Coding Concepts

Whether you are pursuing becoming a developer or not, these base concepts can help to accelerate your own capabilities as they tie into most every career within cybersecurity. Common examples include but are not limited too:

  • Web Developer

  • Application Developer

  • Incident Responder

  • Threat Analyst

  • Data Analyst

  • Tool Developer

  • Forensic Analyst

  • Source Code Analyst

  • Network Operations

  • Systems Administrator

  • Etc...

There are various tasks and responsibilities within most cybersecurity careers that can be automated, improved upon, and/or associated tools that have various API's and or Command-line options associated with them.

Common Languages

When looking at code there are various types, some are for programming and others are simply to help display and process information. All technology that runs within todays world has a line of code that makes it works; this include the websites you visit, the applications and games that you use, and the systems that you use on a daily basis.

Programming Languages

While there are 100's of different languages, some of the most common include members of the C family (C, C++, C#), Python, PHP, SQL, Java, and JavaScript.

Other Languages

These include languages that act as the bones and or as the data structures leveraged by various programming languages. Web applications leverage languages such as HTML and CSS do provide the design and look, many applications leverage JSON, YAML, and CSV to be able to effectively process larger datasets.

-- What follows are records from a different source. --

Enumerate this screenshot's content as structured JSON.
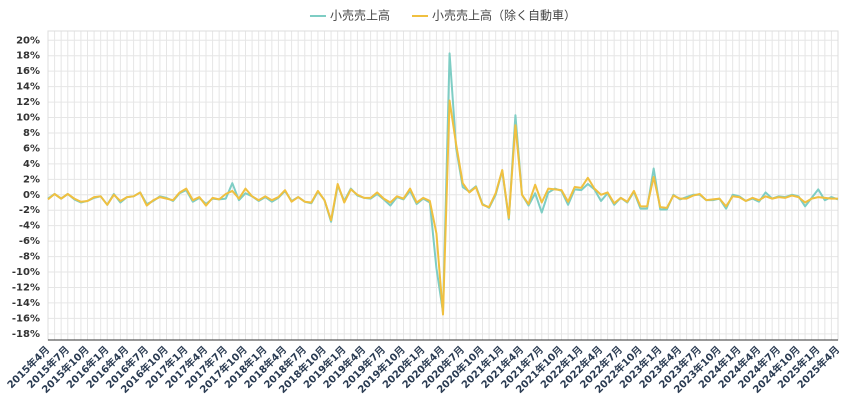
{
  "chart_data": {
    "type": "line",
    "categories": [
      "2015年4月",
      null,
      null,
      "2015年7月",
      null,
      null,
      "2015年10月",
      null,
      null,
      "2016年1月",
      null,
      null,
      "2016年4月",
      null,
      null,
      "2016年7月",
      null,
      null,
      "2016年10月",
      null,
      null,
      "2017年1月",
      null,
      null,
      "2017年4月",
      null,
      null,
      "2017年7月",
      null,
      null,
      "2017年10月",
      null,
      null,
      "2018年1月",
      null,
      null,
      "2018年4月",
      null,
      null,
      "2018年7月",
      null,
      null,
      "2018年10月",
      null,
      null,
      "2019年1月",
      null,
      null,
      "2019年4月",
      null,
      null,
      "2019年7月",
      null,
      null,
      "2019年10月",
      null,
      null,
      "2020年1月",
      null,
      null,
      "2020年4月",
      null,
      null,
      "2020年7月",
      null,
      null,
      "2020年10月",
      null,
      null,
      "2021年1月",
      null,
      null,
      "2021年4月",
      null,
      null,
      "2021年7月",
      null,
      null,
      "2021年10月",
      null,
      null,
      "2022年1月",
      null,
      null,
      "2022年4月",
      null,
      null,
      "2022年7月",
      null,
      null,
      "2022年10月",
      null,
      null,
      "2023年1月",
      null,
      null,
      "2023年4月",
      null,
      null,
      "2023年7月",
      null,
      null,
      "2023年10月",
      null,
      null,
      "2024年1月",
      null,
      null,
      "2024年4月",
      null,
      null,
      "2024年7月",
      null,
      null,
      "2024年10月",
      null,
      null,
      "2025年1月",
      null,
      null,
      "2025年4月"
    ],
    "series": [
      {
        "name": "小売売上高",
        "color": "#7ecdc4",
        "values": [
          -0.5,
          0.1,
          -0.5,
          0.1,
          -0.6,
          -1.0,
          -0.8,
          -0.4,
          -0.2,
          -1.3,
          0.1,
          -1.0,
          -0.3,
          -0.2,
          0.3,
          -1.2,
          -0.8,
          -0.2,
          -0.4,
          -0.8,
          0.2,
          0.6,
          -0.9,
          -0.4,
          -1.2,
          -0.5,
          -0.6,
          -0.5,
          1.5,
          -0.7,
          0.2,
          -0.2,
          -0.8,
          -0.3,
          -0.9,
          -0.4,
          0.5,
          -0.8,
          -0.3,
          -0.9,
          -1.1,
          0.4,
          -0.7,
          -3.5,
          1.2,
          -0.8,
          0.8,
          -0.1,
          -0.4,
          -0.5,
          0.1,
          -0.6,
          -1.4,
          -0.3,
          -0.6,
          0.5,
          -1.2,
          -0.5,
          -1.0,
          -9.5,
          -15.2,
          18.3,
          6.0,
          1.0,
          0.4,
          1.1,
          -1.2,
          -1.7,
          0.0,
          3.1,
          -3.2,
          10.3,
          0.0,
          -1.4,
          0.2,
          -2.3,
          0.3,
          0.8,
          0.5,
          -1.3,
          0.7,
          0.6,
          1.4,
          0.7,
          -0.8,
          0.2,
          -1.3,
          -0.4,
          -1.0,
          0.4,
          -1.8,
          -1.8,
          3.4,
          -1.9,
          -1.9,
          0.0,
          -0.6,
          -0.3,
          0.0,
          0.0,
          -0.7,
          -0.7,
          -0.5,
          -1.8,
          0.0,
          -0.2,
          -0.8,
          -0.5,
          -0.9,
          0.3,
          -0.5,
          -0.2,
          -0.3,
          0.0,
          -0.2,
          -1.5,
          -0.4,
          0.7,
          -0.7,
          -0.3,
          -0.6
        ]
      },
      {
        "name": "小売売上高（除く自動車）",
        "color": "#f0c040",
        "values": [
          -0.6,
          0.1,
          -0.5,
          0.1,
          -0.5,
          -0.9,
          -0.8,
          -0.3,
          -0.2,
          -1.3,
          0.0,
          -0.8,
          -0.3,
          -0.2,
          0.3,
          -1.4,
          -0.7,
          -0.3,
          -0.5,
          -0.7,
          0.3,
          0.8,
          -0.7,
          -0.3,
          -1.4,
          -0.4,
          -0.6,
          0.1,
          0.5,
          -0.5,
          0.8,
          -0.2,
          -0.7,
          -0.2,
          -0.7,
          -0.3,
          0.6,
          -0.9,
          -0.3,
          -0.9,
          -1.0,
          0.5,
          -0.7,
          -3.3,
          1.4,
          -1.0,
          0.7,
          0.0,
          -0.4,
          -0.4,
          0.3,
          -0.5,
          -1.0,
          -0.2,
          -0.5,
          0.8,
          -1.0,
          -0.4,
          -0.8,
          -5.0,
          -15.5,
          12.2,
          6.5,
          1.5,
          0.3,
          1.0,
          -1.3,
          -1.6,
          0.2,
          3.2,
          -3.0,
          9.0,
          0.0,
          -1.2,
          1.3,
          -1.0,
          0.8,
          0.7,
          0.6,
          -0.9,
          1.0,
          0.9,
          2.2,
          0.8,
          0.0,
          0.3,
          -1.1,
          -0.4,
          -0.9,
          0.5,
          -1.5,
          -1.5,
          2.3,
          -1.6,
          -1.7,
          -0.1,
          -0.5,
          -0.5,
          -0.1,
          0.1,
          -0.7,
          -0.6,
          -0.5,
          -1.5,
          -0.2,
          -0.3,
          -0.8,
          -0.4,
          -0.7,
          -0.2,
          -0.5,
          -0.3,
          -0.4,
          -0.1,
          -0.3,
          -1.0,
          -0.5,
          -0.3,
          -0.4,
          -0.5,
          -0.5
        ]
      }
    ],
    "ylim": [
      -18.8,
      21.2
    ],
    "yticks": [
      {
        "value": -18,
        "label": "-18%"
      },
      {
        "value": -16,
        "label": "-16%"
      },
      {
        "value": -14,
        "label": "-14%"
      },
      {
        "value": -12,
        "label": "-12%"
      },
      {
        "value": -10,
        "label": "-10%"
      },
      {
        "value": -8,
        "label": "-8%"
      },
      {
        "value": -6,
        "label": "-6%"
      },
      {
        "value": -4,
        "label": "-4%"
      },
      {
        "value": -2,
        "label": "-2%"
      },
      {
        "value": 0,
        "label": "0%"
      },
      {
        "value": 2,
        "label": "2%"
      },
      {
        "value": 4,
        "label": "4%"
      },
      {
        "value": 6,
        "label": "6%"
      },
      {
        "value": 8,
        "label": "8%"
      },
      {
        "value": 10,
        "label": "10%"
      },
      {
        "value": 12,
        "label": "12%"
      },
      {
        "value": 14,
        "label": "14%"
      },
      {
        "value": 16,
        "label": "16%"
      },
      {
        "value": 18,
        "label": "18%"
      },
      {
        "value": 20,
        "label": "20%"
      }
    ],
    "grid": true,
    "legend": "top"
  }
}
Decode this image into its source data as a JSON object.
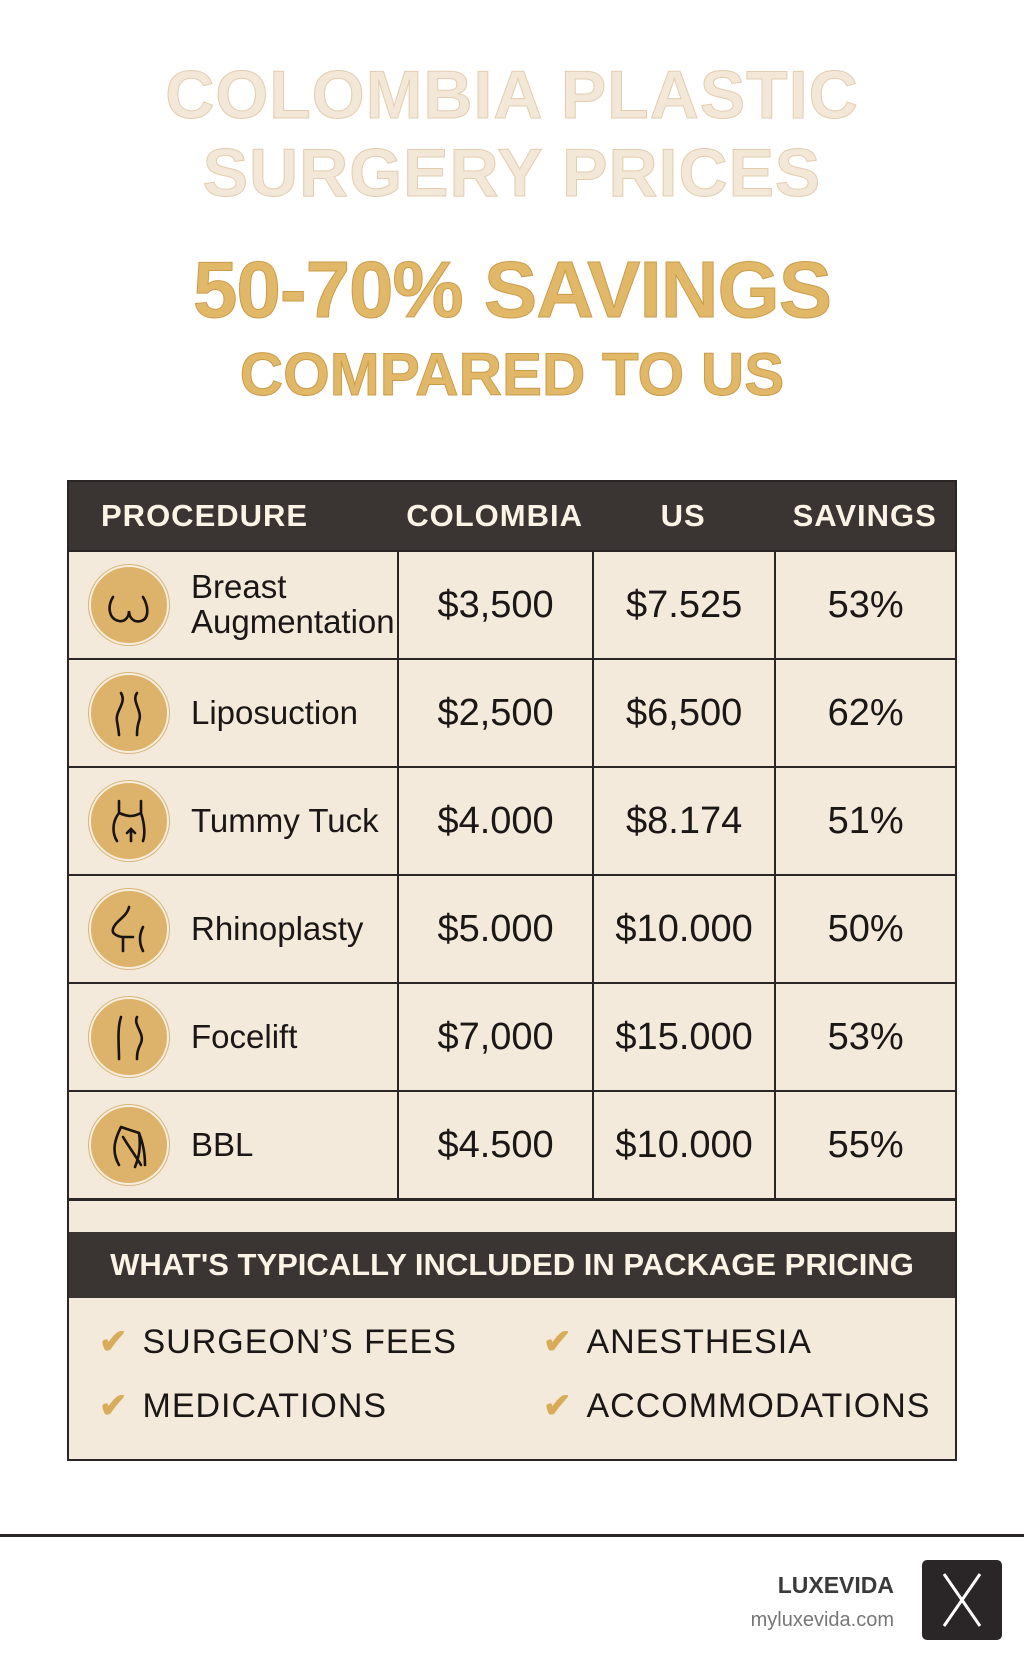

Vendors provide docs for each of these languages, as well as various other third-party organizations that provide valid examples and online testing capabilities.

Language Sites

Third-party Sites

Online Editors

Common Code Repositories

These types of online repositories allow for companies and individual developers to host private and public coding projects. This allows for seamless collaboration between various entities and for anyone in the world to learn and participate without a requirement to be employed. This is also a great way to build experience and a portfolio that can be used as work experience.

GitHub

A code hosting platform for version control and collaboration. It lets you and others work together on projects from anywhere.

GitLab

A code hosting platform for version control and collaboration. It provides free open and private repositories, issue-following capabilities, and wikis. It is a complete DevOps platform that enables professionals to perform all the tasks in a project—from project planning and source code management to monitoring and security.